On ne sait pas, on ne saura jamais. On traque les signes, on tente de décrypter les traits du visage de Lise. Si, je la sais coupable. Ah non, en fait je n’y crois pas. Pourquoi ne répond-elle pas ? Qu’aurais-je dit à sa place ? La Fille au bracelet confronte le spectateur à ses préjugés, à ses propres convictions qui s’effritent et s’évaporent avant de renaître brutalement lorsque claque un mot, lorsque règne le silence qu’il s’efforce de traduire, en vain. Le réalisateur réussit pleinement à nous immerger dans ce microcosme juridique aussi étouffant que passionnant, et c’est dans ce tribunal que se reconstruit, par fragments détachés et focalisés, les quelques mois révélateurs d’une vie détruite, de vies détruites et que la sentence finale ne pourra pas sauver.
Des images défilent, des extraits vidéo aussi, les dépositions sous serment ou non se succèdent : c’est un tournoi figé dans les procédures, encadré par la joute verbale de femmes en robe noire. La très grande intelligence du film est de penser le tribunal comme un miroir qui déforme les traits de celle que l’on croyait connaître, de celle qui vit sous le même toit, y a vécu pendant vingt ans, mais dont on ignore tant de choses. Se rejoue ici le rapport disharmonieux – pour ne pas dire polyphonique – entre les générations dont la plus âgée projette ses codes moraux sur celle qui, visiblement, s’en éloigne de façon perverse, malsaine et diabolique.
Derrière la vitre, un visage impassible. Une étrangère comme Camus aurait pu en écrire. Face à elle, le parti civil. Tribunal terrestre où semble se disputer le droit d’une âme à recouvrer sa liberté ou à brûler à jamais de ses fautes – fautes qui sont les mœurs soumises à l’interprétation adverse. La Fille au bracelet porte un regard fort juste sur l’écart qui sépare la jeune génération, sa manière d’agir, d’interagir et d’aimer, qui la marginalise. À travers le corps de Lise, c’est toute une jeunesse qui est sur le banc des accusés et qui subit les conséquences d’actions qu’elle pensait fortuites. Les paroles jeunes sont sans filtre, leur naturel trahit des actes qui sont naturels pour eux, qui vont de soi.
En creux, donc, se discute la liberté sexuelle, acquis du siècle précédent mais qui semble plus facile à inscrire dans la Loi qu’à appliquer et qu’à respecter. Et cette légitimité du doute qui triomphe maintient jusqu’au bout l’indétermination. Coupable ou innocente ? Hétérosexuelle ou lesbienne ? Femme libérée ou fille facile ? Libre avant tout. Et peut-être tellement libre que… On ne sait pas.
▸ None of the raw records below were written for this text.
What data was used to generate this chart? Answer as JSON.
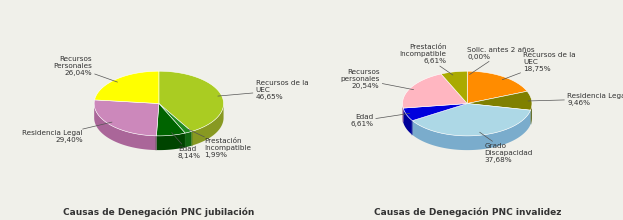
{
  "chart1": {
    "title": "Causas de Denegación PNC jubilación",
    "labels": [
      "Recursos de la\nUEC",
      "Prestación\nIncompatible",
      "Edad",
      "Residencia Legal",
      "Recursos\nPersonales"
    ],
    "values": [
      46.65,
      1.99,
      8.14,
      29.4,
      26.04
    ],
    "pct_labels": [
      "46,65%",
      "1,99%",
      "8,14%",
      "29,40%",
      "26,04%"
    ],
    "colors": [
      "#aacc22",
      "#228B22",
      "#006400",
      "#cc88bb",
      "#ffff00"
    ],
    "shadow_colors": [
      "#889922",
      "#116611",
      "#004400",
      "#aa6699",
      "#cccc00"
    ],
    "startangle": 90
  },
  "chart2": {
    "title": "Causas de Denegación PNC invalidez",
    "labels": [
      "Solic. antes 2 años",
      "Recursos de la\nUEC",
      "Residencia Legal",
      "Grado\nDiscapacidad",
      "Edad",
      "Recursos\npersonales",
      "Prestación\nIncompatible"
    ],
    "values": [
      0.0,
      18.75,
      9.46,
      37.68,
      6.61,
      20.54,
      6.61
    ],
    "pct_labels": [
      "0,00%",
      "18,75%",
      "9,46%",
      "37,68%",
      "6,61%",
      "20,54%",
      "6,61%"
    ],
    "colors": [
      "#ffff00",
      "#ff8c00",
      "#808000",
      "#add8e6",
      "#0000dd",
      "#ffb6c1",
      "#aaaa00"
    ],
    "shadow_colors": [
      "#cccc00",
      "#cc6600",
      "#606000",
      "#7aaccc",
      "#000099",
      "#dd9099",
      "#888800"
    ],
    "startangle": 90
  },
  "background_color": "#f0f0ea",
  "title_fontsize": 6.5,
  "label_fontsize": 5.2
}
Dans le sillage du dernier film de Rebecca Zlotowski, La Fille au bracelet s’empare de la réflexion sur l’image de la femme contemporaine en la déplaçant d’un cadre estival – d’ailleurs présent au début du long métrage – à la salle d’un tribunal. Comme un prolongement. La fille a bel et bien un bracelet. Celui de son amie disparue. Elle seule en connaît la signification. Nous suspendons notre jugement. Sauf à l’égard du film de Stéphane Demoustier, très très grand film porté par de très très bons acteurs, Melissa Guers en tête.